The value of a diamond is determined by the four C's: carat weight, color, clarity, and cut. Carat weight is the standard measure for the size of a diamond. Generally, the more a diamond weighs, the more valuable it will be. The Gemological Institute of America (GIA) determines the color of diamonds using a 22-grade scale from D (almost clear white) to Z (light yellow). Colorless diamonds are generally considered the most desirable. The clarity of a diamond refers to how "free" the diamond is of imperfections and is determined using an 11-grade scale: flawless (FL), internally flawless (IF), very, very slightly imperfect (VVS1, VVS2), very slightly imperfect (VS1, VS2), slightly imperfect (SI1, SI2), and imperfect (I1, I2, I3). The cut of a diamond refers to the diamond's proportions and finish. Put simply, the better the diamond's cut is, the better it reflects and refracts light, which makes it more beautiful and thus more valuable. The cut of a diamond is rated using a five-grade scale: Excellent, Very Good, Good, Fair, and Poor. Finally, the shape of a diamond (which is not one of the four C's) refers to its basic form: round, oval, pear-shaped, marquis, and so on. A novice might confuse shape with cut, so be careful not to confuse the two. Go to www.pearsonhighered.com/sullivanstats to obtain the data file 14_6_8 using the file format of your choice for the version of the text you are using.

The data represent a random sample of 40 unmounted, round-shaped diamonds. Use the data to answer the questions that follow:

(a) Determine the level of measurement for each variable.

(i) Carat weight

(ii) Color

(iii) Clarity

(iv) Cut

(v) Price

(vi) Shape

(b) Construct a correlation matrix. To do so, first convert the variables color, clarity, and cut to numeric values as follows:

Color: D = 1, E = 2, F = 3, G = 4, H = 5, I = 6, J = 7

Clarity: FL = 1, IF = 2, VVS1 = 3, VVS2 = 4, VS1 = 5,

VS2 = 6, SI1 = 7, SI2 = 8

Cut: Excellent = 1, Very Good = 2, Good = 3

If price is to be the response variable in our model, is there reason to be concerned about multicollinearity? Explain.

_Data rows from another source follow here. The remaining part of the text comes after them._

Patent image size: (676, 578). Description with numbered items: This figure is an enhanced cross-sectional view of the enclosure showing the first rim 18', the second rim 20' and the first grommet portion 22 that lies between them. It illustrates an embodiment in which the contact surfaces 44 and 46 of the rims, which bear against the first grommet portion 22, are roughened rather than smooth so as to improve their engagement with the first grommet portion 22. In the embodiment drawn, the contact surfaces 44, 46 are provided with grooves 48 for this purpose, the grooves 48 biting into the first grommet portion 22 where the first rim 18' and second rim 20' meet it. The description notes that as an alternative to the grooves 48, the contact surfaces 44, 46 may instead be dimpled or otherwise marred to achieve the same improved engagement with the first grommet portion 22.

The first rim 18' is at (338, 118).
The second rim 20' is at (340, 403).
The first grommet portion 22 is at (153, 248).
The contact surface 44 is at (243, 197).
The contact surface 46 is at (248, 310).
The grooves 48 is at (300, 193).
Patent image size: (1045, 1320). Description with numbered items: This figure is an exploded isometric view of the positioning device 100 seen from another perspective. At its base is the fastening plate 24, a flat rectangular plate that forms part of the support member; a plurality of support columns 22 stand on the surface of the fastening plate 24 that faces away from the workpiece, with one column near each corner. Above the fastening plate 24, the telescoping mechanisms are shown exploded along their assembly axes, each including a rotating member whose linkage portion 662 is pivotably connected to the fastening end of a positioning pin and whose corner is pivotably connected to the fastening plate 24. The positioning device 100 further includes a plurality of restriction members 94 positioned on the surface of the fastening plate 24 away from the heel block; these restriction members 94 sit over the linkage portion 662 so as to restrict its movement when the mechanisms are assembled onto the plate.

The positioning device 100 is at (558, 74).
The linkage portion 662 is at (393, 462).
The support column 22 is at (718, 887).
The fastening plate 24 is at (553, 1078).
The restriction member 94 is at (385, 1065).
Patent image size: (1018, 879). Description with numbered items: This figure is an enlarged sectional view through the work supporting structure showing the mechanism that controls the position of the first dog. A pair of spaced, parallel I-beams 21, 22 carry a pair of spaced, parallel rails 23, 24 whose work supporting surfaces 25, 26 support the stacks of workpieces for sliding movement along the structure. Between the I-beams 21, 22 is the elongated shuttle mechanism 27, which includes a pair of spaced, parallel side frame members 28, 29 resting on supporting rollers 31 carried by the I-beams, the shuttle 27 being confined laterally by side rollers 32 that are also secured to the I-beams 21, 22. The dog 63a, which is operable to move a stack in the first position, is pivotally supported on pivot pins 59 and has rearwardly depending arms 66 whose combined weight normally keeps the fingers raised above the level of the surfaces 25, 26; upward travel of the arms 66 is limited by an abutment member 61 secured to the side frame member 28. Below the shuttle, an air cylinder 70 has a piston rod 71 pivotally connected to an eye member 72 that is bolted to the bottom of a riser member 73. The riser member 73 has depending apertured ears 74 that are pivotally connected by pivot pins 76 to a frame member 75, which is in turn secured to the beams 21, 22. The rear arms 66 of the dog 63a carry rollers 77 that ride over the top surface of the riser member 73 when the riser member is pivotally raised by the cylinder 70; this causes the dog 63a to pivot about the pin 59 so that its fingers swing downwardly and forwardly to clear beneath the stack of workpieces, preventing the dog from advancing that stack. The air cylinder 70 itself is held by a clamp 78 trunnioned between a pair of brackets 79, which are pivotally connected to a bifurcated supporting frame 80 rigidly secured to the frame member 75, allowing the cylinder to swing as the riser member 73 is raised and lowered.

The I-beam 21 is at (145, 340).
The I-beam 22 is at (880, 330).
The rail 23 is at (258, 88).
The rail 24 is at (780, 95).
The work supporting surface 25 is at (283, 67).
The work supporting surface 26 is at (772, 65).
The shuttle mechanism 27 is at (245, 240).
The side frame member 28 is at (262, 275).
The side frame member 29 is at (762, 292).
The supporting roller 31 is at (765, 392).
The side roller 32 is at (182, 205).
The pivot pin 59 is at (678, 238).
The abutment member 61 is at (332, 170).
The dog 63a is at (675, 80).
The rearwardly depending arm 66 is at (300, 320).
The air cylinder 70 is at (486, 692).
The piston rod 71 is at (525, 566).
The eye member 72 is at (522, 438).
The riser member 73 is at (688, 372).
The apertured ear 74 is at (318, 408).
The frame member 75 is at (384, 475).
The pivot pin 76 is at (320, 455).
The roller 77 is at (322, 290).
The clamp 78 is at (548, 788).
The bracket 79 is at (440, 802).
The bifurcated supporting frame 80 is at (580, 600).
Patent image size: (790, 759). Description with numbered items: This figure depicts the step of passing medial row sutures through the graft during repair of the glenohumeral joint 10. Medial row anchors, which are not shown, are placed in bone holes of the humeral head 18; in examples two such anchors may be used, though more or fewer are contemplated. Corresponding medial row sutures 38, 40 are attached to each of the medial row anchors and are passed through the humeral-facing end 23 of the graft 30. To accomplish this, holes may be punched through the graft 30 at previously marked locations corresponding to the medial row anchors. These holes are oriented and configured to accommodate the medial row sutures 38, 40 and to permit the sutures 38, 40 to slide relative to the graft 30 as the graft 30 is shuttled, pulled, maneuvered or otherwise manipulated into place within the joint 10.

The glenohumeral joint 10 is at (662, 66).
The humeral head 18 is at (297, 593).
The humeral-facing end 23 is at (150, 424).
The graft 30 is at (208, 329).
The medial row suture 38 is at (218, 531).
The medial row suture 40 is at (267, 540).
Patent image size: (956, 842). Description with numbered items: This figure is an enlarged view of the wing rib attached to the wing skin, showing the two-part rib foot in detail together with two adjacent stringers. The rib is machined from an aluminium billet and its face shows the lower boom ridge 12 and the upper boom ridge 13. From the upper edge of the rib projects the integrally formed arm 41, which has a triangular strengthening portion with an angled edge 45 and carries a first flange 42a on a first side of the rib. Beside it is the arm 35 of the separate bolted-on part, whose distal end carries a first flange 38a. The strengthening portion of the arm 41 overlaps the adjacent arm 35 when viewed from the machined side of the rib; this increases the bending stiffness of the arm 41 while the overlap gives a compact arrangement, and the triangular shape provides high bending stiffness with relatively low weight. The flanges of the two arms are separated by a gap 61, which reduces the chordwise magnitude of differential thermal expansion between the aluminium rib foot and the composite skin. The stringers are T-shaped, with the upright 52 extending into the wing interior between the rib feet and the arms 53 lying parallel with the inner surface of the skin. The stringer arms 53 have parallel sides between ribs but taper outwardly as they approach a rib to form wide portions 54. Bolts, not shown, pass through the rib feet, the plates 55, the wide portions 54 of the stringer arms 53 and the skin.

(c) Find the "best" model for predicting the price of a diamond.

(d) Draw residual plots, a boxplot of the residuals, and a normal probability plot of the residuals to assess the adequacy of the "best" model.

(e) For the "best" model, interpret each regression coefficient.

(f) Determine and interpret R2 and the adjusted R2.

(g) Predict the mean price of a round-shaped diamond with the following characteristics: 0.85 carat, E, VVS1, Excellent.

(h) Construct a 95% confidence interval for the mean price found in part (g).

(i) Predict the price of an individual round-shaped diamond with the following characteristics: 0.85 carat, E, VVS1 Excellent.

(j) Construct a 95% prediction interval for the price found in part (i).

(k) Explain why the predictions in parts (g) and (i) are the same, yet the intervals in parts (h) and (j) are different.